3.3 After detailed examination, the following two methods have been proposed for complying with MPS requirement:
a. Qualified Institutions Placement (QIP)
a. QIP offers a quick solution to listed entities enabling them to meet MPS requirements and at the same time also meeting their funding requirements.
b. QIP as a method ensures wider subscription to the public since the eligible subscribers to a QIP are Qualified Institutional Buyers. Further, as per the ICDR Regulations, a minimum of 10% of eligible securities in a QIP is required to be allotted to mutual funds (which has diversified public holding).
c. QIP enables public sector banks to meet their capital adequacy norms and MPS requirements at the same time.
d. Under the ‘case to case’ basis, SEBI has in the past granted exemptions to several entities, especially public sector banks to raise additional capital by way of a QIP.
b. Sale of shares up to 2% held by promoters/promoter group in open market subject to certain conditions
a. Sale of a certain small percentage of shares through open market will facilitate quicker and cheaper compliance for listed entities where promoters hold shares marginally above the threshold limit (where existing methods to sell small shareholding entails heavy cost and effort).
b. Such sale of shares in open market will also facilitate sick/weak companies, which have thin trading volume and find it difficult to raise fresh funds from the market, to divest their promoter shareholding to achieve MPS requirements.
c. Under the ‘case to case’ basis, SEBI has in the past granted exemptions to several entities to dilute promoter shareholding by a small percentage (upto 2%) through open market sale subject to certain conditions.
4. Amendment of ICDR Regulations with respect to QIP:
4.1 With respect to the proposed two new methods as specified above, the method of sale of shares by promoters/promoter group through open market does not require any amendments to SEBI Regulations.
4.2 However, with respect to QIP, under Reg 82(c) of ICDR Regulations, a precondition for a listed entity to come out with a QIP is compliance with Minimum Public Shareholding requirement specified in the Securities Contracts (Regulation) Rules, 1957. Therefore, for permitting QIP as a method to comply with MPS requirements, amendment of ICDR Regulations is required.
4.3 Accordingly, it is proposed that suitable amendments may be made to ICDR Regulations so that QIP may be permitted as a method to comply with MPS requirements. Once necessary amendments are made to the ICDR Regulations, appropriate circular shall be issued permitting the aforesaid two methods for meeting MPS requirements.
5. Cost-benefit analysis of the proposal
The proposal shall have the following benefits:
5.1 The methods proposed will save time, cost and effort for the listed entities to comply with the MPS requirements.
5.2 The methods will also provide more flexibility to the listed entities in the methods that they may use to comply with the MPS requirements.

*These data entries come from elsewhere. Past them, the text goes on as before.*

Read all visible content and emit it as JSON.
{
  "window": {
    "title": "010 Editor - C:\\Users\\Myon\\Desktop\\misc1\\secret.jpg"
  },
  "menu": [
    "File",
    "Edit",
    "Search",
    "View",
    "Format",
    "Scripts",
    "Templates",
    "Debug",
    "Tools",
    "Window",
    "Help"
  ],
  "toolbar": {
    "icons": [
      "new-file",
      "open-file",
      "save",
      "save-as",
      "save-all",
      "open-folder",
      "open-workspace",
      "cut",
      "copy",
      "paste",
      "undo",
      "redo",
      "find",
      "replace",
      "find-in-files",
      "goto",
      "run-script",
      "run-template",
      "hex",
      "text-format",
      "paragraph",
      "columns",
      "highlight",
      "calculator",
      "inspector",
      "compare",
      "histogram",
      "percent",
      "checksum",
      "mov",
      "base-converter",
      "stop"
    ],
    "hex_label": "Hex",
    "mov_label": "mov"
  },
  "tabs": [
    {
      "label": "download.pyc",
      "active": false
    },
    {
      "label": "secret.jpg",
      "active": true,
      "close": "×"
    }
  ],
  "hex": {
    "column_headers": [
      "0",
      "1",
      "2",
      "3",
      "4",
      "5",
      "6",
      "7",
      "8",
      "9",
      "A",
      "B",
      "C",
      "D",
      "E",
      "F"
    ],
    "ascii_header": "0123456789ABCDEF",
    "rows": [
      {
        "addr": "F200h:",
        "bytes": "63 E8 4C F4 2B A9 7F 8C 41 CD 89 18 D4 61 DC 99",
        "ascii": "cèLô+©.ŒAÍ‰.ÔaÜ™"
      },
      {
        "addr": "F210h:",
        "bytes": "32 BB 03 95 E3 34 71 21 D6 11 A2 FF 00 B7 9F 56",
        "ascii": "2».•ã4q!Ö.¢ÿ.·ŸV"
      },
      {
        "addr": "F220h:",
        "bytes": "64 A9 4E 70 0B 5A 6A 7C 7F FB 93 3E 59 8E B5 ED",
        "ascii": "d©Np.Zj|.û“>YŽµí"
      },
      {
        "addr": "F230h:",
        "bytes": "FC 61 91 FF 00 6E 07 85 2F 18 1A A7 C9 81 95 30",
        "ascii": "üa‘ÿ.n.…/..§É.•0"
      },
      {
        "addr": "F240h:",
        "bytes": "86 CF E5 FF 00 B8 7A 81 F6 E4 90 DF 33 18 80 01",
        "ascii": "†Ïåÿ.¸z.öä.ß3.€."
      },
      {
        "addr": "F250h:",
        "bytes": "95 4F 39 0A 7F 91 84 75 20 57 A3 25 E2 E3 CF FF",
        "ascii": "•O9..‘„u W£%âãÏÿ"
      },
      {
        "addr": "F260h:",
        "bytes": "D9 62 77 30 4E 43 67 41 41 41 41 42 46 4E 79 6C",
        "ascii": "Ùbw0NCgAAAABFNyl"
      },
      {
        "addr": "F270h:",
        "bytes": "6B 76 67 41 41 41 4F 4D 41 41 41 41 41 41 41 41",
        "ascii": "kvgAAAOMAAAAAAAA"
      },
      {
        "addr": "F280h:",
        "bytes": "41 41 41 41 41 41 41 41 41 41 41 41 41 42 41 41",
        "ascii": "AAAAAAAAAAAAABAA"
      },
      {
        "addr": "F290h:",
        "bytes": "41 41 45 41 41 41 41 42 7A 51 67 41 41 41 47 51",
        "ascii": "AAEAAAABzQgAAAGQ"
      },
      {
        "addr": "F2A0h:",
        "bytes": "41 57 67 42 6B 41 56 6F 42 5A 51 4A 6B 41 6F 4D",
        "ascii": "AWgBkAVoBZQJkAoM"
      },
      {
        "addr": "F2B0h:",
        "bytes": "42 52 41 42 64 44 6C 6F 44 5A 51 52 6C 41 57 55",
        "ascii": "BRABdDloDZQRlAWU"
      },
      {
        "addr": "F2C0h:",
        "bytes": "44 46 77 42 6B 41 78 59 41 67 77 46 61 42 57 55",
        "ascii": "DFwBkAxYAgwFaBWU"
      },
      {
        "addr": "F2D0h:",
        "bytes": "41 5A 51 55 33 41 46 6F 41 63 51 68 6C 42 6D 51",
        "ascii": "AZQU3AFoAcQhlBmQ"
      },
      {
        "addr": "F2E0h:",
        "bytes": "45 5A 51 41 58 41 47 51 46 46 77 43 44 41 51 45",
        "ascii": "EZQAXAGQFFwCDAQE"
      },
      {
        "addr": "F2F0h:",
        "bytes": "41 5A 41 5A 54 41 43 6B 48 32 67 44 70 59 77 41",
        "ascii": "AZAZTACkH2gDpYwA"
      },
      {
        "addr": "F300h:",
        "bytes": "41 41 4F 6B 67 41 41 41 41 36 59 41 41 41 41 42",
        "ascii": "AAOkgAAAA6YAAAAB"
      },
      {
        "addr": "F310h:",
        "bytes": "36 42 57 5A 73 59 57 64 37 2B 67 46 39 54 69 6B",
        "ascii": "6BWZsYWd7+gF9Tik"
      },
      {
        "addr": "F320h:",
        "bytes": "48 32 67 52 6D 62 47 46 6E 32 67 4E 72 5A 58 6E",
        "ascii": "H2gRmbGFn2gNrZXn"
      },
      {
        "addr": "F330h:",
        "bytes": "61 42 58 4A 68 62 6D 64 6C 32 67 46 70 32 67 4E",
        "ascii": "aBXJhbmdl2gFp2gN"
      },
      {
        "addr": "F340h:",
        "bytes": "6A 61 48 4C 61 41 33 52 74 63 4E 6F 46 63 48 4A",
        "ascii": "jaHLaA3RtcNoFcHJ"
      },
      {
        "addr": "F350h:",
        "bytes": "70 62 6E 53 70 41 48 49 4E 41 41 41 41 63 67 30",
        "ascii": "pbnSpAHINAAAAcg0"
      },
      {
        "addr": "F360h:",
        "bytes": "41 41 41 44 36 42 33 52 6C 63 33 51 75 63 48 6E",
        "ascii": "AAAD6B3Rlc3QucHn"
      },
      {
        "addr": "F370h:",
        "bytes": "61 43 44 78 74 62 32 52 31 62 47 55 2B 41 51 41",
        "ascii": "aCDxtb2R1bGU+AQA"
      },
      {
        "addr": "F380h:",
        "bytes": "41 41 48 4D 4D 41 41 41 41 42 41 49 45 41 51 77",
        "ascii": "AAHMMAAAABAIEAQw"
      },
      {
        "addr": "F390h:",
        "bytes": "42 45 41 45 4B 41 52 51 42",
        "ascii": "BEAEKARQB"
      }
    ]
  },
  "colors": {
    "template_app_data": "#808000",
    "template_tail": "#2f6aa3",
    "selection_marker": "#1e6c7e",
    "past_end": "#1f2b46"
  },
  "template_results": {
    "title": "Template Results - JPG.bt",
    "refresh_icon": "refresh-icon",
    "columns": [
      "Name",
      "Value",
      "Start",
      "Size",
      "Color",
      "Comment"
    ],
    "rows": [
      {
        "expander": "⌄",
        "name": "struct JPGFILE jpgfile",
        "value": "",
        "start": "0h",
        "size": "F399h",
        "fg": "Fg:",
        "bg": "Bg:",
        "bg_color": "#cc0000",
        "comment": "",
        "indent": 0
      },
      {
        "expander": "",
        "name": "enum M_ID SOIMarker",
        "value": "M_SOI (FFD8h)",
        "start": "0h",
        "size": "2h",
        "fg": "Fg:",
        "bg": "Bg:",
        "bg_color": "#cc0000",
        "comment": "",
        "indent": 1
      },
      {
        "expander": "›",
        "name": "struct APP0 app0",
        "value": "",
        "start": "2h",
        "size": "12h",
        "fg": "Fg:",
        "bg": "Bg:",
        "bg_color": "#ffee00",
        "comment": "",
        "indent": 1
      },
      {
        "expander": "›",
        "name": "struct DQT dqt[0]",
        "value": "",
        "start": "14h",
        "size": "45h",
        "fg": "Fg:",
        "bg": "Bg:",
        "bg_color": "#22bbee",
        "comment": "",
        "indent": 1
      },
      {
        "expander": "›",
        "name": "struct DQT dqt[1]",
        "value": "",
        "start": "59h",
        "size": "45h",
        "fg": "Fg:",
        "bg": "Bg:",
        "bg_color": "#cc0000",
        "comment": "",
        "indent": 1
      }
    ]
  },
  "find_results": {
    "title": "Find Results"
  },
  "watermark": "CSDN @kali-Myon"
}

5.3 The number of exemption requests submitted to SEBI on a case-to-case basis will reduce thereby saving time and cost for both listed entities and for SEBI. There are no specific costs associated with the proposal.
The Board is requested to:
6.1 take note of the proposal permitting the aforesaid two methods for complying with minimum public shareholding requirements;
6.2 consider and approve the necessary amendments as may be required to ICDR Regulations so that QIP may be permitted as a method to comply with MPS requirements and authorize the Chairman to make the necessary consequential changes to give effect to the decision.